8 Oct 2009 — 7 Nov 2009

 Sekyung Lee's page
Sekyung Lee
Hair on the white porcelain

Gallery 2 presents Germany based artist Sekyung Lee's solo show. She collects the plain white porcelain including plates and tiles and attaches human hairs on them.
Lee explains why she began to work with hairs by a personal anecdote. She has kept long hair since childhood and often got a scolding for her hairs scattered all about. In fact, this is a universal story that might be familiar to every woman, who conventionally keeps her hair long and beautiful, but the cherished hair becomes a dirty and even creepy object if once it falls on the floor. For Lee, the hair is not merely a medium but a subject matter to contemplate from multiple perspectives of personality, sexuality, history, and culture.

For all times and places, the hair is an important bodily medium to express beauty, sexuality, and social class, thus it implies various stories from personal memory to history, about fashion and culture. It also has opposite and even paradoxical meanings of beauty and dirtiness-beautiful when stuck to the body, dirty when parted from the body. Being interested in such an ambiguous characteristics of the hair, on what it could mean and when the meaning is turned upside down, Lee develops her own mode of expression based on handicraft and decoration so as to clarify her concerns.

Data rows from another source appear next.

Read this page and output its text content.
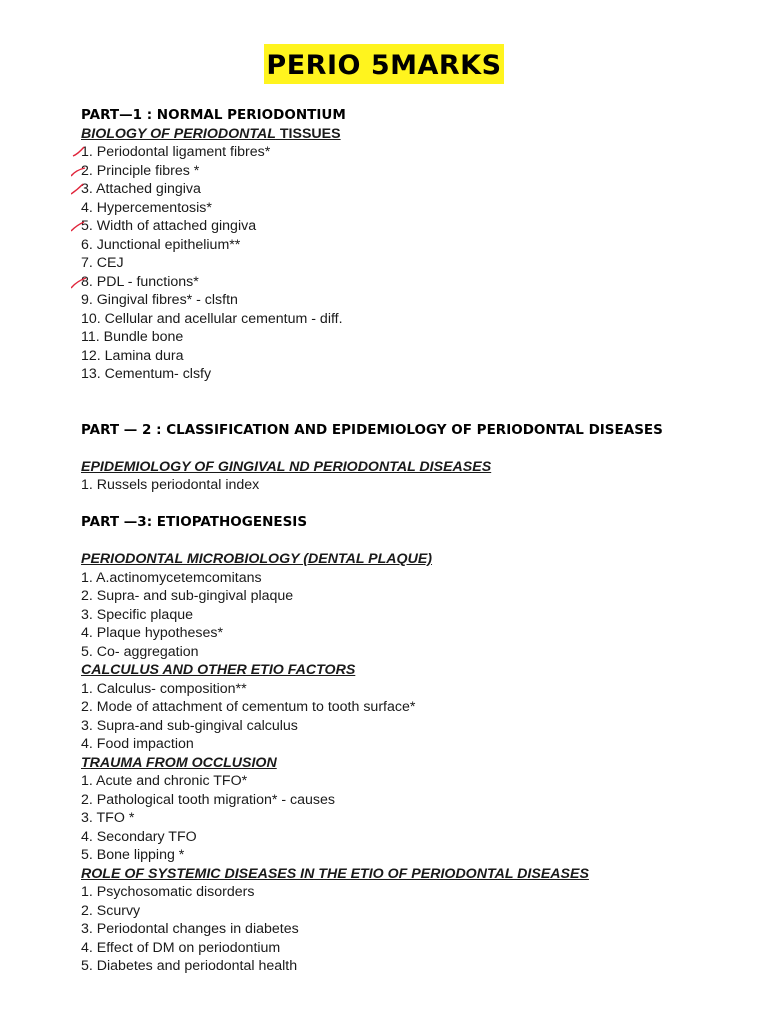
PERIO 5MARKS
PART—1 : NORMAL PERIODONTIUM
BIOLOGY OF PERIODONTAL TISSUES
1. Periodontal ligament fibres*
2. Principle fibres *
3. Attached gingiva
4. Hypercementosis*
5. Width of attached gingiva
6. Junctional epithelium**
7. CEJ
8. PDL - functions*
9. Gingival fibres* - clsftn
10. Cellular and acellular cementum - diff.
11. Bundle bone
12. Lamina dura
13. Cementum- clsfy
PART — 2 : CLASSIFICATION AND EPIDEMIOLOGY OF PERIODONTAL DISEASES
EPIDEMIOLOGY OF GINGIVAL ND PERIODONTAL DISEASES
1. Russels periodontal index
PART —3: ETIOPATHOGENESIS
PERIODONTAL MICROBIOLOGY (DENTAL PLAQUE)
1. A.actinomycetemcomitans
2. Supra- and sub-gingival plaque
3. Specific plaque
4. Plaque hypotheses*
5. Co- aggregation
CALCULUS AND OTHER ETIO FACTORS
1. Calculus- composition**
2. Mode of attachment of cementum to tooth surface*
3. Supra-and sub-gingival calculus
4. Food impaction
TRAUMA FROM OCCLUSION
1. Acute and chronic TFO*
2. Pathological tooth migration* - causes
3. TFO *
4. Secondary TFO
5. Bone lipping *
ROLE OF SYSTEMIC DISEASES IN THE ETIO OF PERIODONTAL DISEASES
1. Psychosomatic disorders
2. Scurvy
3. Periodontal changes in diabetes
4. Effect of DM on periodontium
5. Diabetes and periodontal health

The decorative patterns that Lee makes use of when attaching hairs on a porcelain plate or tile are all borrowed from a specific historical material, such as the Zwiebel Muster from German Meissen Porcelain in the 1930s, the geometric patterns from Russian Constructivism in the 1920s, or the traditional tile pattern from the Netherlands and Portugal in the 17th and 18th century. Here the patterns and designs are not an iconic sign but a device to draw out a subtle point when the hair abruptly looks different or the ambiguity of the hair is suddenly reveals to the audience. Thus Lee considers the cultural background of the exhibition when she chooses a pattern to apply to her hair-on-porcelain works.
For this show, Lee makes a series of works with the specific patterns of the Korean white porcelain from the Chosun dynasty. Because its design looks familiar to the Korean audience, as the Meissen’s looks natural to the European audience.
The porcelain decorated with hairs in the historical patterns is coated for preservation and displayed on the pedestal or in the glass case. Then the audience carefully looks at them as if they are in the museum or in the porcelain shop. They might be confused when realizing that the very thing they are staring at is nothing but an illusion conjured up by some hairs on the anonymous and plain porcelain. In fact, the audience reacts upon the works in various ways, and the artist pays attention to the reactions and the changes of their awareness.

The artist raises a question on when our experience and awareness of the things are changed to herself and us in her own unique way.